The modulation aspects presented in the book use modern concepts of stochastic processes, such as autocorrelation and power spectrum density, which are novel for undergraduate texts or professional books, and provides a general approach for the theory, with real life results, applied to professional design.
This text is suitable for the undergraduate as well as the initial graduate levels of Electrical Engineering courses, and is useful for the professional who wants to review or get acquainted with the a modern exposition of the modulation theory.
The book covers signal representations for most known waveforms, Fourier analysis, and presents an introduction to Fourier transform and signal spectrum, including the concepts of convolution, autocorrelation and power spectral density, for deterministic signals. It introduces the concepts of probability, random variables and stochastic processes, including autocorrelation, cross-correlation, power spectral and cross-spectral densities, for random signals, and their applications to the analysis of linear systems. This chapter also includes the response of specific non-linear systems, such as power amplifiers.

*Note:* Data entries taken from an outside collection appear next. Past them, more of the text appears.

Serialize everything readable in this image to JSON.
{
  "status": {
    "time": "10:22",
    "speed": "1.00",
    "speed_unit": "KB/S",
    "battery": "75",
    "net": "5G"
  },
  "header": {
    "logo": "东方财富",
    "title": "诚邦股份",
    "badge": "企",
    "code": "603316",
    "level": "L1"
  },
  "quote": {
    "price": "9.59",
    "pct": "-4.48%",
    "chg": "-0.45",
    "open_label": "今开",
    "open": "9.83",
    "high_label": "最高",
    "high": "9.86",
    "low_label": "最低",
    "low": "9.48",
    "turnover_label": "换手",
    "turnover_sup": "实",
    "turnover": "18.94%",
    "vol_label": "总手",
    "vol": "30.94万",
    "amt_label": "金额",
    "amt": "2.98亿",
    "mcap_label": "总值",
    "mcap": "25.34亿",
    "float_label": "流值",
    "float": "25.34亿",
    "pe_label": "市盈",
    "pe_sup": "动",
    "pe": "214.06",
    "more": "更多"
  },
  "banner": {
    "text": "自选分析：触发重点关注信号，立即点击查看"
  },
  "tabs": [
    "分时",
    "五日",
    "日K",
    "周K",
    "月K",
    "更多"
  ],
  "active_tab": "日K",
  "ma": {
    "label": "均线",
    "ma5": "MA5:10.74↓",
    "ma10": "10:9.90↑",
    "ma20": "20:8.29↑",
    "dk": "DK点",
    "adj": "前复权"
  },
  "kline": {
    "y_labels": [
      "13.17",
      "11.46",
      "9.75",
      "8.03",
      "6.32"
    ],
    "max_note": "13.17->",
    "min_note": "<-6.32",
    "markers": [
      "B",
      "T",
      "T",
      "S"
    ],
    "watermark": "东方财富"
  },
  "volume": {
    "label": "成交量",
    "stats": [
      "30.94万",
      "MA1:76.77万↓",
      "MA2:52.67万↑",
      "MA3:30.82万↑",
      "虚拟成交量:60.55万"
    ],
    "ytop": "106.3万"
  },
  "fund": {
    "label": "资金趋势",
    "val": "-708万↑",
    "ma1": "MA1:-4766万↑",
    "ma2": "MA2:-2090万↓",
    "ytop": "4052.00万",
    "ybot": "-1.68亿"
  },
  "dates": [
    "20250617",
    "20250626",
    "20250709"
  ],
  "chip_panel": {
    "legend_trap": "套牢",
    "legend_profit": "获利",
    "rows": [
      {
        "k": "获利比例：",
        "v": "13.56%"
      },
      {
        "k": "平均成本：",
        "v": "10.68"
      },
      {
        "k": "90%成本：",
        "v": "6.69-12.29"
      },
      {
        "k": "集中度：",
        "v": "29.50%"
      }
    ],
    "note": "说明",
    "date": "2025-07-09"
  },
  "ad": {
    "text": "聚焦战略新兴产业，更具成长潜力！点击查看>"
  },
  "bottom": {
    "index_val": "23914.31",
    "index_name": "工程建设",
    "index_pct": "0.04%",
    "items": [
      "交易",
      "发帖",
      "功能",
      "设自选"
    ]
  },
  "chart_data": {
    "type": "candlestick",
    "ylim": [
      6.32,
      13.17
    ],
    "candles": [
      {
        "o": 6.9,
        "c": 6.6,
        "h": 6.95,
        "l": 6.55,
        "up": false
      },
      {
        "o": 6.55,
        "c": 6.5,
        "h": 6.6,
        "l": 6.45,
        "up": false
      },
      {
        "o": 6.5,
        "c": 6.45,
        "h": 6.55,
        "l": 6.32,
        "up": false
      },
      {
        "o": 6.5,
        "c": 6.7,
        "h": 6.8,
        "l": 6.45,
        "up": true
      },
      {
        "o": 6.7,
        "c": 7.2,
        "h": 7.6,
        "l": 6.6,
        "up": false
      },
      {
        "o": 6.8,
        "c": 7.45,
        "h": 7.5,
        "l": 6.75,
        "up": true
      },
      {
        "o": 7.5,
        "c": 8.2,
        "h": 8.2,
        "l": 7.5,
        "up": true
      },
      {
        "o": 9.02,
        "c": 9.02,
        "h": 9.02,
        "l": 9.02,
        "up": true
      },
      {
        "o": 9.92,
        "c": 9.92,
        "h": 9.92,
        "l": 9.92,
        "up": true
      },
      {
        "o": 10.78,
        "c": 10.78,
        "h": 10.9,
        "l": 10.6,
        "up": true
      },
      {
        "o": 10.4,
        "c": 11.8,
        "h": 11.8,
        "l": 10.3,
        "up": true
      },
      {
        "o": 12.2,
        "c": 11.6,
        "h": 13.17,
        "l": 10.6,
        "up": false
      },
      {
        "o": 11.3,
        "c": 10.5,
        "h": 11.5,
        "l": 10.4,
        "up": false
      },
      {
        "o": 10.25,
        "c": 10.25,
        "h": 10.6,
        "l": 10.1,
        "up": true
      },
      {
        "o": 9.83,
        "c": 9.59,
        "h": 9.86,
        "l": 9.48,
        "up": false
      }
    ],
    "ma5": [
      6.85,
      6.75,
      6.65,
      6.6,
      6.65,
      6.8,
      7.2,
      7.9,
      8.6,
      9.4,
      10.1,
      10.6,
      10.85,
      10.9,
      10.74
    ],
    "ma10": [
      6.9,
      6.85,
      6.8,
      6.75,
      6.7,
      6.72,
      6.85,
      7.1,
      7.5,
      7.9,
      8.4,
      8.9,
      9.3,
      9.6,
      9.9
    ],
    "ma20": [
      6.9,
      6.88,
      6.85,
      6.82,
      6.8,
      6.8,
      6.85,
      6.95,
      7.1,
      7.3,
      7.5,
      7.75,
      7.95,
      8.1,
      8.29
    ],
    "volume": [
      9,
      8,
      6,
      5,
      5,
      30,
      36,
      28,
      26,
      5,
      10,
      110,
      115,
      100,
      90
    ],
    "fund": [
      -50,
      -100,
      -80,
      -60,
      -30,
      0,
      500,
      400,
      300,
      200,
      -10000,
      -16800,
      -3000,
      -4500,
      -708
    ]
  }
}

The book presents amplitude modulation with random signals, including analog and digital signals, and discusses performance evaluation methods, presents quadrature amplitude modulation using random signals. Several modulation schemes are discussed, including SSB, QAM, ISB, C-QUAM, QPSK and MSK. Their autocorrelation and power spectrum densities are computed. A thorough discussion on angle modulation with random modulating signals, along with frequency and phase modulation, and orthogonal frequency division multiplexing is provided. Their power spectrum densities are computed using the Wiener-Khintchin theorem.